Impfzentrum in Santiago de Chile

Die erneut verstärkte Ausbreitung des Coronavirus in Südamerika hat zu abermaligen Grenzschließungen geführt. Bolivien macht ab Freitag seine Grenze mit Brasilien für sieben Tage dicht, wie die bolivianische Regierung am Donnerstag ankündigte. Chile wiederum schließt alle seine Grenzen bis Ende April.

Mit der Schließung seiner Grenze zu Brasilien reagiert Bolivien auf den zuletzt dramatischen Anstieg der Infektionszahlen im Nachbarland. Im März erlebte Brasilien den schlimmsten Monat seit Beginn der Pandemie. Nach Angaben des Gesundheitsministeriums wurden allein im März in Brasilien insgesamt 66.573 Corona-Tote verzeichnet - mehr als doppelt so viele wie im davor schlimmsten Monat, dem Juli 2020.

Für die dramatische Entwicklung machen die Experten teilweise eine brasilianische Variante des Coronavirus mit der Bezeichnung "P1" verantwortlich, die als deutlich ansteckender als frühere Formen des Erregers gilt.

In bolivianischen Grenzorten, in denen Virus-Varianten aus Brasilien festgestellt worden seien, würden nun Lockdown- und Quarantäne-Maßnahmen verhängt, teilte Boliviens Staatschef Luis Arce im Kurzbotschaftendienst Twitter mit. Auch in anderen Regionen sind nach seinen Angaben solche Maßnahmen möglich.

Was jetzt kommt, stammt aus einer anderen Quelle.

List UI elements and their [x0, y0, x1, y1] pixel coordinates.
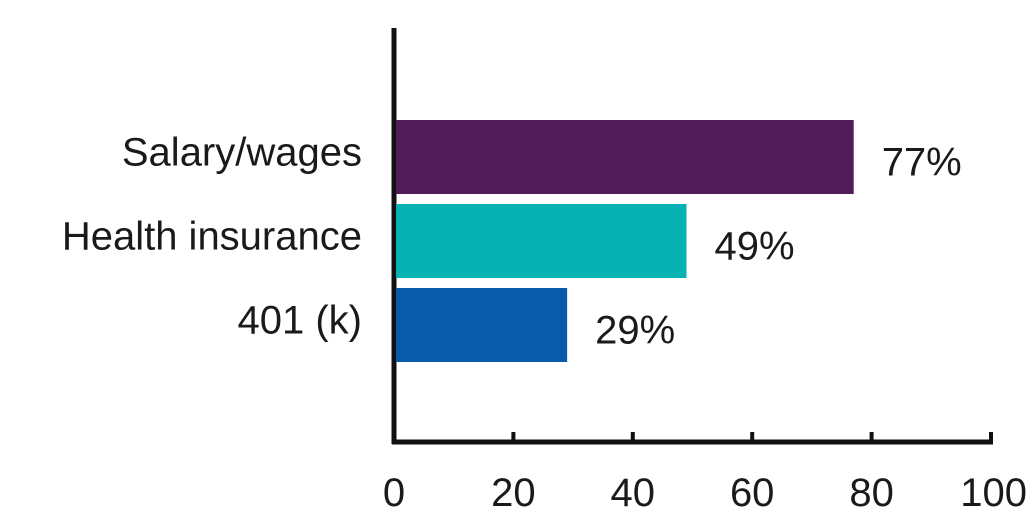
x-tick-label-20: 20 [491, 471, 536, 510]
value-label-health-insurance: 49% [715, 225, 795, 269]
bars-group [396, 120, 854, 362]
x-tick-label-40: 40 [611, 471, 656, 510]
x-tick-label-0: 0 [383, 471, 405, 510]
category-label-salary-wages: Salary/wages [122, 131, 362, 175]
bar-health-insurance [396, 204, 687, 278]
x-tick-label-60: 60 [730, 471, 775, 510]
x-tick-label-100: 100 [960, 471, 1027, 510]
value-label-401-k: 29% [595, 309, 675, 353]
x-tick-label-80: 80 [849, 471, 894, 510]
value-label-salary-wages: 77% [882, 141, 962, 185]
bar-401-k [396, 288, 568, 362]
x-ticks-group: 0 20 40 60 80 100 [383, 432, 1027, 510]
labels-group: Salary/wages 77% Health insurance 49% 401 (k… [62, 131, 962, 353]
category-label-401-k: 401 (k) [238, 299, 363, 343]
bar-salary-wages [396, 120, 854, 194]
category-label-health-insurance: Health insurance [62, 215, 362, 259]
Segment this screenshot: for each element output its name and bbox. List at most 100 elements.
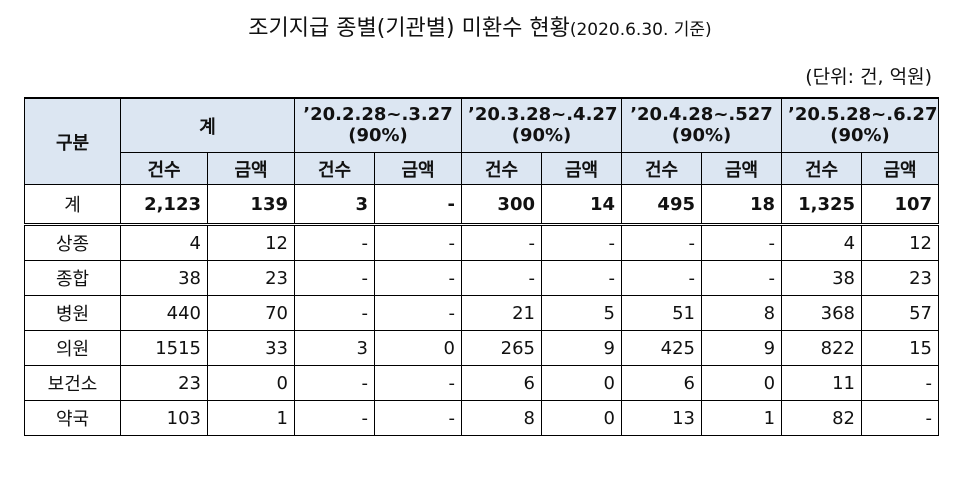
header-row-measures: 건수 금액 건수 금액 건수 금액 건수 금액 건수 금액 [25, 152, 940, 185]
period-3-range: ’20.4.28~.527 [630, 103, 773, 125]
header-period-4: ’20.5.28~.6.27 (90%) [781, 97, 940, 153]
header-category: 구분 [24, 97, 121, 185]
cell-value: 495 [621, 184, 702, 226]
cell-value: - [621, 224, 702, 261]
cell-value: 2,123 [120, 184, 208, 226]
header-period-3: ’20.4.28~.527 (90%) [620, 97, 783, 153]
cell-value: - [374, 184, 462, 226]
cell-value: 70 [207, 295, 295, 331]
cell-value: 6 [461, 365, 542, 401]
cell-value: 5 [541, 295, 622, 331]
title-date: (2020.6.30. 기준) [569, 20, 712, 40]
row-label: 보건소 [24, 365, 121, 401]
table-row: 의원 1515 33 3 0 265 9 425 9 822 15 [24, 330, 940, 366]
cell-value: 300 [461, 184, 542, 226]
period-4-range: ’20.5.28~.6.27 [788, 103, 938, 125]
cell-value: - [294, 260, 375, 296]
cell-value: 12 [861, 224, 940, 261]
cell-value: 23 [207, 260, 295, 296]
header-amount: 금액 [541, 152, 622, 185]
header-count: 건수 [120, 152, 208, 185]
cell-value: 0 [207, 365, 295, 401]
cell-value: 18 [700, 184, 783, 226]
cell-value: 57 [861, 295, 940, 331]
cell-value: 1,325 [781, 184, 863, 226]
cell-value: - [861, 365, 940, 401]
period-2-rate: (90%) [511, 124, 572, 146]
cell-value: 51 [621, 295, 702, 331]
header-period-2: ’20.3.28~.4.27 (90%) [461, 97, 622, 153]
cell-value: - [294, 365, 375, 401]
cell-value: 103 [120, 400, 208, 436]
cell-value: 14 [541, 184, 622, 226]
row-label: 계 [24, 184, 121, 226]
cell-value: - [294, 224, 375, 261]
cell-value: - [541, 224, 622, 261]
cell-value: 1515 [120, 330, 208, 366]
cell-value: 0 [541, 365, 622, 401]
cell-value: 3 [294, 330, 375, 366]
period-4-rate: (90%) [830, 124, 890, 146]
cell-value: - [294, 400, 375, 436]
cell-value: 8 [700, 295, 783, 331]
cell-value: 38 [781, 260, 863, 296]
cell-value: 8 [461, 400, 542, 436]
row-label: 병원 [24, 295, 121, 331]
cell-value: 440 [120, 295, 208, 331]
header-amount: 금액 [700, 152, 783, 185]
cell-value: 6 [621, 365, 702, 401]
cell-value: - [541, 260, 622, 296]
row-label: 상종 [24, 224, 121, 261]
cell-value: - [861, 400, 940, 436]
cell-value: 11 [781, 365, 863, 401]
cell-value: - [374, 260, 462, 296]
table-row: 약국 103 1 - - 8 0 13 1 82 - [24, 400, 940, 436]
table-row-total: 계 2,123 139 3 - 300 14 495 18 1,325 107 [24, 184, 940, 226]
header-amount: 금액 [374, 152, 462, 185]
cell-value: 4 [781, 224, 863, 261]
cell-value: - [374, 400, 462, 436]
cell-value: - [461, 260, 542, 296]
table-row: 종합 38 23 - - - - - - 38 23 [24, 260, 940, 296]
header-count: 건수 [461, 152, 542, 185]
header-count: 건수 [294, 152, 375, 185]
cell-value: 21 [461, 295, 542, 331]
title-main: 조기지급 종별(기관별) 미환수 현황 [248, 16, 570, 41]
status-table: 구분 계 ’20.2.28~.3.27 (90%) ’20.3.28~.4.27(… [24, 97, 940, 436]
cell-value: 9 [541, 330, 622, 366]
cell-value: - [700, 260, 783, 296]
cell-value: 3 [294, 184, 375, 226]
cell-value: 1 [700, 400, 783, 436]
cell-value: - [700, 224, 783, 261]
header-period-1: ’20.2.28~.3.27 (90%) [294, 97, 462, 153]
table-row: 병원 440 70 - - 21 5 51 8 368 57 [24, 295, 940, 331]
header-row-periods: 구분 계 ’20.2.28~.3.27 (90%) ’20.3.28~.4.27(… [24, 97, 940, 185]
cell-value: 82 [781, 400, 863, 436]
cell-value: 822 [781, 330, 863, 366]
cell-value: 0 [700, 365, 783, 401]
cell-value: 368 [781, 295, 863, 331]
cell-value: 4 [120, 224, 208, 261]
page-title: 조기지급 종별(기관별) 미환수 현황(2020.6.30. 기준) [0, 10, 960, 42]
header-count: 건수 [781, 152, 863, 185]
row-label: 약국 [24, 400, 121, 436]
cell-value: - [621, 260, 702, 296]
period-3-rate: (90%) [671, 124, 732, 146]
cell-value: 15 [861, 330, 940, 366]
cell-value: 139 [207, 184, 295, 226]
header-count: 건수 [621, 152, 702, 185]
cell-value: 33 [207, 330, 295, 366]
cell-value: 9 [700, 330, 783, 366]
row-label: 의원 [24, 330, 121, 366]
cell-value: 265 [461, 330, 542, 366]
cell-value: 1 [207, 400, 295, 436]
cell-value: 12 [207, 224, 295, 261]
period-2-range: ’20.3.28~.4.27 [468, 103, 618, 125]
cell-value: - [374, 365, 462, 401]
cell-value: 23 [120, 365, 208, 401]
header-total: 계 [120, 97, 295, 153]
cell-value: 23 [861, 260, 940, 296]
cell-value: 38 [120, 260, 208, 296]
row-label: 종합 [24, 260, 121, 296]
cell-value: 107 [861, 184, 940, 226]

Chile wiederum reagiert mit der Schließung seiner Grenzen auf die stark gestiegenen Infektionszahlen im eigenen Land. Die Behörden gaben am Donnerstag die Zahl von 7830 Neuinfektionen bekannt, die bislang höchste tägliche Zahl seit Beginn der Pandemie.

Zwar verläuft die Impfkampagne in Chile äußerst zügig - bereits mehr als ein Drittel der 19 Millionen Einwohner hat mindestens eine Dosis bekommen. Laut Experten führte der rasche Impfverlauf jedoch dazu, dass sich in der Bevölkerung Sorglosigkeit ausbreitete - was wiederum den erneuten starken Anstieg der Infektionszahlen zur Folge hatte.

Seit vergangenem Samstag gilt deshalb in Chile ein erneuter strikter Lockdown. Die Regierung kündigte nun außerdem an, dass die bereits seit einem Jahr geltende nächtliche Ausgangssperre um eine Stunde auf 21.00 Uhr vorgezogen wird.